A Lei de Planos de Saúde é uma lei especial que estabelece regras exclusivas para os planos de saúde, o que não implica em conflito entre essa lei e o CDC, devido ao princípio da especialidade, de acordo com a doutrina Pátria, in verbis:

Pode-se afirmar que não há antinomia entre o Código de Defesa do Consumidor e a Lei 9656/1998. O CDC represente a ordem pública constitucional, não regulando contratos específicos, mas elaborando normas de condutas gerais e estabelecendo princípios a serem obedecidos em toda relação de consumo. É uma lei de função social, que goza de índole constitucional, pertencendo à categoria dos direitos humanos. Já a Lei n. 9656/1998 é especial, trazendo normas específicas referentes à relação de consumo existente entre fornecedores de serviços de saúde e consumidor. Dessa forma, são hierarquicamente diferentes, não possuindo a Lei 9656/1998, o poder de suprimir ou anular qualquer direito trazido ao consumidor pelo próprio CDC.

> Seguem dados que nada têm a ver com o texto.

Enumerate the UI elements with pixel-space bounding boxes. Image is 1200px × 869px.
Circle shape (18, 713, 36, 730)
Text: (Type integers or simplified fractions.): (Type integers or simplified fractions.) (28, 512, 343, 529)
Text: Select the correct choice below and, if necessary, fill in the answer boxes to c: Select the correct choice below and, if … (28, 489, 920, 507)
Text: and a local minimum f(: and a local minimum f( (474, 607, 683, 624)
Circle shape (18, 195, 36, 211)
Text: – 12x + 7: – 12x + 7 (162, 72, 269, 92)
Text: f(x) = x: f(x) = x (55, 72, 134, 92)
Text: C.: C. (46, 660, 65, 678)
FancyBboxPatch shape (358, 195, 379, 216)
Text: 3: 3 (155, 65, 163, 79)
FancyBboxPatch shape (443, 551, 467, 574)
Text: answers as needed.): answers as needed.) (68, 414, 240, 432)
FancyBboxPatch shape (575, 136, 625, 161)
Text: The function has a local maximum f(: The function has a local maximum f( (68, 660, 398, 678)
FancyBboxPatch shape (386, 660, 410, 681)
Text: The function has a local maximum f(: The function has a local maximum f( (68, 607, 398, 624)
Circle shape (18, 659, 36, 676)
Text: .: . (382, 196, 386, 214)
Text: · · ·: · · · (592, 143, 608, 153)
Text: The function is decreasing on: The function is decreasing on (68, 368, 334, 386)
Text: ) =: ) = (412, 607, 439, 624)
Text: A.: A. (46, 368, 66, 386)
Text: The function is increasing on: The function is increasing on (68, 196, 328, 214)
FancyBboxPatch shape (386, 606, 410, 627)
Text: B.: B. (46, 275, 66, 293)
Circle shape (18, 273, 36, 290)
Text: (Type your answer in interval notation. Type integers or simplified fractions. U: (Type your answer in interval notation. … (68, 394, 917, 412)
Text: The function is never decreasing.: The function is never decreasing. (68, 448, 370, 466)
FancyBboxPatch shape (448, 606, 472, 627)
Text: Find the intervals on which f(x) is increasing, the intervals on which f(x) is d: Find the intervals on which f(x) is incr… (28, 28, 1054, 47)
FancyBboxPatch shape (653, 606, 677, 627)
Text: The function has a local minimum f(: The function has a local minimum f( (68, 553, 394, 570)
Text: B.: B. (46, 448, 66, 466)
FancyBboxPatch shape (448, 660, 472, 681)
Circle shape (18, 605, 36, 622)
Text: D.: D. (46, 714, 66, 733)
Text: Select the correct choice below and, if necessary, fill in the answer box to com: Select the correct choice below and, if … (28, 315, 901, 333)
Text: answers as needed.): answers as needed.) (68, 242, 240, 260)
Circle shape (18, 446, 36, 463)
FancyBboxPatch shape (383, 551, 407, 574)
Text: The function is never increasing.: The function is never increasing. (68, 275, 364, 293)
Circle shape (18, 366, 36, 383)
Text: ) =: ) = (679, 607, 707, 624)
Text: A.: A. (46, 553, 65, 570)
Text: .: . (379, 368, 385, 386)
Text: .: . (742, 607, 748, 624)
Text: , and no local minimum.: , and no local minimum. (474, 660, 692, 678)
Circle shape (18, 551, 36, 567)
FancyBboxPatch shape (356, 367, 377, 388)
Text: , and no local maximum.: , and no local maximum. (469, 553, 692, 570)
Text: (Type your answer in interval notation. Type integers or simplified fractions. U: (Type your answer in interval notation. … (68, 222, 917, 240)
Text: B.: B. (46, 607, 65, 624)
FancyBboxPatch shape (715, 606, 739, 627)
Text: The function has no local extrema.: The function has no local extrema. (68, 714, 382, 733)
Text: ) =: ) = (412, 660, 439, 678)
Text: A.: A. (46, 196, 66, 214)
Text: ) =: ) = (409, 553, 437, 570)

A realidade da sociedade atual demonstra uma concentração de capital, provocando um aumento gigante da produção e provocou o surgimento de relações contratuais em massa, dirigidas a um incontável número de pessoas. Não é diferente quanto ao mercado de planos de saúde. Assim, ao passo que aumenta a quantidade de contratos firmados, de pessoas assistidas pelas operadoras de saúde, e consequentemente, de demandas judiciais acerca dos contratos prestados, aumenta a necessidade de tutela dos direitos dos contratantes.

Assim, diante de demandas judiciais cada vez mais recorrentes, é possível perceber que o melhor caminho para lidar com a garantia do direito à saúde quando as operadoras não cumprem a sua obrigação de fazer é buscar dentre as tutelas específicas, a que mais se adeque ao problema enfrentado pelo usuário do plano de saúde, com objetivo de garantia de maior eficácia quanto ao direito constitucional de acesso à saúde.